Carlos Meléndez,Persiana Americana
Durante los últimos 14 años, la amenaza a la gobernabilidad ha variado desde las regiones. Hasta hace poco, la conflictividad social era el principal enemigo de la estabilidad política y económica. Todos los gobiernos han tenido su ‘Arequipazo’, ‘Baguazo’ o ‘Congazo’, que retaron sus destrezas en el manejo de demandas embalsadas.

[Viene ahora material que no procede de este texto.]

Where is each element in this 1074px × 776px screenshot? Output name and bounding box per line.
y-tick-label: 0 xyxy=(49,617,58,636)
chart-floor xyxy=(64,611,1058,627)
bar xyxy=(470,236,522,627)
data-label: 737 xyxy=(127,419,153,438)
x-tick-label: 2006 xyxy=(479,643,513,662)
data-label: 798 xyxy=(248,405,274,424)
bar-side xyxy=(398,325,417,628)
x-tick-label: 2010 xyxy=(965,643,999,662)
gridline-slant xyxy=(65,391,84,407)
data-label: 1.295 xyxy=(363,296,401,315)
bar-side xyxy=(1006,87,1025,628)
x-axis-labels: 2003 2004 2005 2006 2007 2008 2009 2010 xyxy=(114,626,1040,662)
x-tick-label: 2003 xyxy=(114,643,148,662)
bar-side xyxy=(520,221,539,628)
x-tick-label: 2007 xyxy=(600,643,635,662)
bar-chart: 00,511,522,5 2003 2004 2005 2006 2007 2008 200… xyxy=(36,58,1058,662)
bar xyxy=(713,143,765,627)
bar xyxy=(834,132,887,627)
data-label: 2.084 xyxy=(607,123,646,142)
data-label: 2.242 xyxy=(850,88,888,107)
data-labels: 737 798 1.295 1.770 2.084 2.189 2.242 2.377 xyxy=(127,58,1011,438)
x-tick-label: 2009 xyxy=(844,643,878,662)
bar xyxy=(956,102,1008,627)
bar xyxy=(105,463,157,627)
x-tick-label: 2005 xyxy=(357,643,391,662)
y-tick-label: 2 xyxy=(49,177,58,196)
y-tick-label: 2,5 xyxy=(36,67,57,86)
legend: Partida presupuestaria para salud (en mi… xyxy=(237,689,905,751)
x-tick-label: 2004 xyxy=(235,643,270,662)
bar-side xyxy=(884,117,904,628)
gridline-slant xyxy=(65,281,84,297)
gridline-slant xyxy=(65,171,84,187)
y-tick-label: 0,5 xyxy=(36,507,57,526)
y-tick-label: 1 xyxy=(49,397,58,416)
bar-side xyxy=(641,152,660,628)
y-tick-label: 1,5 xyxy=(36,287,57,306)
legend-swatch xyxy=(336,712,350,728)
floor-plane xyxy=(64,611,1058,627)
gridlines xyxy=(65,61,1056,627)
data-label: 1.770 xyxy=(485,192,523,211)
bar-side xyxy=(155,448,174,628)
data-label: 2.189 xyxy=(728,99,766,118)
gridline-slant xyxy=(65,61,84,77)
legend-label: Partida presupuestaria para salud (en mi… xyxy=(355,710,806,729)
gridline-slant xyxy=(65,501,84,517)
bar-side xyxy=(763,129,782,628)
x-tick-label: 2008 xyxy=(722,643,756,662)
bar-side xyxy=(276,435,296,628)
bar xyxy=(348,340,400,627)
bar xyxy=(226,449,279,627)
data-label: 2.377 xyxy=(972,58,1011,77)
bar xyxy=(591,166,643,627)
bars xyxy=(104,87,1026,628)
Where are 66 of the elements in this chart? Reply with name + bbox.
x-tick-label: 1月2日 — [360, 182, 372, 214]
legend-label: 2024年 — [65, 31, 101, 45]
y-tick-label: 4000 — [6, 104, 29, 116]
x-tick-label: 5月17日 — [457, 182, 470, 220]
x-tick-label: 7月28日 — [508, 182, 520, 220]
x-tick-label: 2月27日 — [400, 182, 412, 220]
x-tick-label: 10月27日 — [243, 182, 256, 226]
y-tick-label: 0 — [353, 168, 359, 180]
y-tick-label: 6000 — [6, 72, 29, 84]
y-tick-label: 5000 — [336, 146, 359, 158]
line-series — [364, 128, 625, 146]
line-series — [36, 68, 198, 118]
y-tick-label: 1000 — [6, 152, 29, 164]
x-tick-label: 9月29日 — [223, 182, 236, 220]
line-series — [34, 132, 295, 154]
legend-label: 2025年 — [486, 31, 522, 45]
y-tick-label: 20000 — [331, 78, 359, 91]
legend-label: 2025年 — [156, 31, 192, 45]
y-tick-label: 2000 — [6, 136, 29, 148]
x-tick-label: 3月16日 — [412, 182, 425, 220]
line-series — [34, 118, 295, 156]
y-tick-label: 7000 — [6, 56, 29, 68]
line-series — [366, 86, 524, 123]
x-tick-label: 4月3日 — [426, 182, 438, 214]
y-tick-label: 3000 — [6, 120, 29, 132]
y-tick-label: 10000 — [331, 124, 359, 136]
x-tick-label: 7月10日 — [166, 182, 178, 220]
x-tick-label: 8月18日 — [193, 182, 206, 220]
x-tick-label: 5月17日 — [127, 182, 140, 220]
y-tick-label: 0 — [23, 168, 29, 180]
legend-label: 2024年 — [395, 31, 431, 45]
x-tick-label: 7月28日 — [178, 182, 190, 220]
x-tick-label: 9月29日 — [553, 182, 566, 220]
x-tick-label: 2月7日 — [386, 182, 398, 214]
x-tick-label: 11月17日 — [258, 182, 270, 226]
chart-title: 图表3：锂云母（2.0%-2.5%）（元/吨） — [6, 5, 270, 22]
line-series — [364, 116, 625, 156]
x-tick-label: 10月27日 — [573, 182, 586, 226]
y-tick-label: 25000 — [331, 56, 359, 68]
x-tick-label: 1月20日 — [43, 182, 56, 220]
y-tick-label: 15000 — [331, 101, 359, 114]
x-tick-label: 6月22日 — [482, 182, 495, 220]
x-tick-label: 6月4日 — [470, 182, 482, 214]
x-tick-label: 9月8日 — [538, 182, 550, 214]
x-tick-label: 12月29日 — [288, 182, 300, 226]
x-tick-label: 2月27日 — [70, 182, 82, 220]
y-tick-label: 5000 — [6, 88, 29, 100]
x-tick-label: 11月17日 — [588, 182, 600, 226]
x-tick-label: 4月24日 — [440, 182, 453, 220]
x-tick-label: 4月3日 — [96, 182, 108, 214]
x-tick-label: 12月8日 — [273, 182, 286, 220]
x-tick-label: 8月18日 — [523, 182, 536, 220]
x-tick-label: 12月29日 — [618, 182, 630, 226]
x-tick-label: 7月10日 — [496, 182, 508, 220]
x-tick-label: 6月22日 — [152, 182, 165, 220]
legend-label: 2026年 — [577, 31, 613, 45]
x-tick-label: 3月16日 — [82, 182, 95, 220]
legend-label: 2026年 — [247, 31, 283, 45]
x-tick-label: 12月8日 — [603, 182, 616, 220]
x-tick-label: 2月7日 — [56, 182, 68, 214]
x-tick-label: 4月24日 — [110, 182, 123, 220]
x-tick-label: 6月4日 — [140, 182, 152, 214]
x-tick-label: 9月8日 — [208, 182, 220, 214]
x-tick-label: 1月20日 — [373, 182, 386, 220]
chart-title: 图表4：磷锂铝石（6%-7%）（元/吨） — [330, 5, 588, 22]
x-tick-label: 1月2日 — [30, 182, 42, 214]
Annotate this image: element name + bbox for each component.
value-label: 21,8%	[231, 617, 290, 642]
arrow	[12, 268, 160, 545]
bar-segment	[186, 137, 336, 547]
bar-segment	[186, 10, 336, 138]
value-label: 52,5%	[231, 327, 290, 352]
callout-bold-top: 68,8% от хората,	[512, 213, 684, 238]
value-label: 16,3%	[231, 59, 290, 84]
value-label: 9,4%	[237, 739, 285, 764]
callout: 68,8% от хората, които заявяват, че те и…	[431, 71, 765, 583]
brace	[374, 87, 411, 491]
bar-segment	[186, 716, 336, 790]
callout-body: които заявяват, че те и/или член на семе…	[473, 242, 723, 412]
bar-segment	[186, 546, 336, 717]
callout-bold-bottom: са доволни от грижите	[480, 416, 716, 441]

Desde hace un tiempo la protesta social regional ha disminuido. Las cifras de Defensoría del Pueblo, que reportaban crecimiento agudo, hoy tienden a estabilizarse. Se ha compuesto un tenso statu quo entre ciudadanos insatisfechos (que no sostienen altos niveles de movilización) y un Estado que prefiere paliativos y negociación permanente antes que soluciones efectivas. El empresariado involucrado hace todo lo posible por la pujanza de sus inversiones e intereses, aprovechando el pánico. Las masas debilitan sus ímpetus (es difícil sostener movilizaciones en intensidad y tiempo) y el pragmatismo gana incluso entre los más radicales. La gente se ha cansado de protestar o ha negociado. En todo caso, quienes subsisten en sus luchas enfrentan más obstáculos que antaño.
Ello no implica pax regional. Ahora la amenaza es distinta: la mafia y los intereses particulares han penetrado salvajemente la débil institucionalidad de las administraciones regionales. Una combinación explosiva de corrupción y poderes informales carcome la descentralización. Lo paradójico es que, pese a tanto escándalo, la clase política y empresarial parece poco preocupada por este nuevo peligro. ¿Será que es más fácil para los intereses privados manejar autoridades corruptas que ciudadanos en las calles? ¿Será que la corrupción regional es un producto (in)deseado de la táctica pragmática desmovilizadora de conflictos?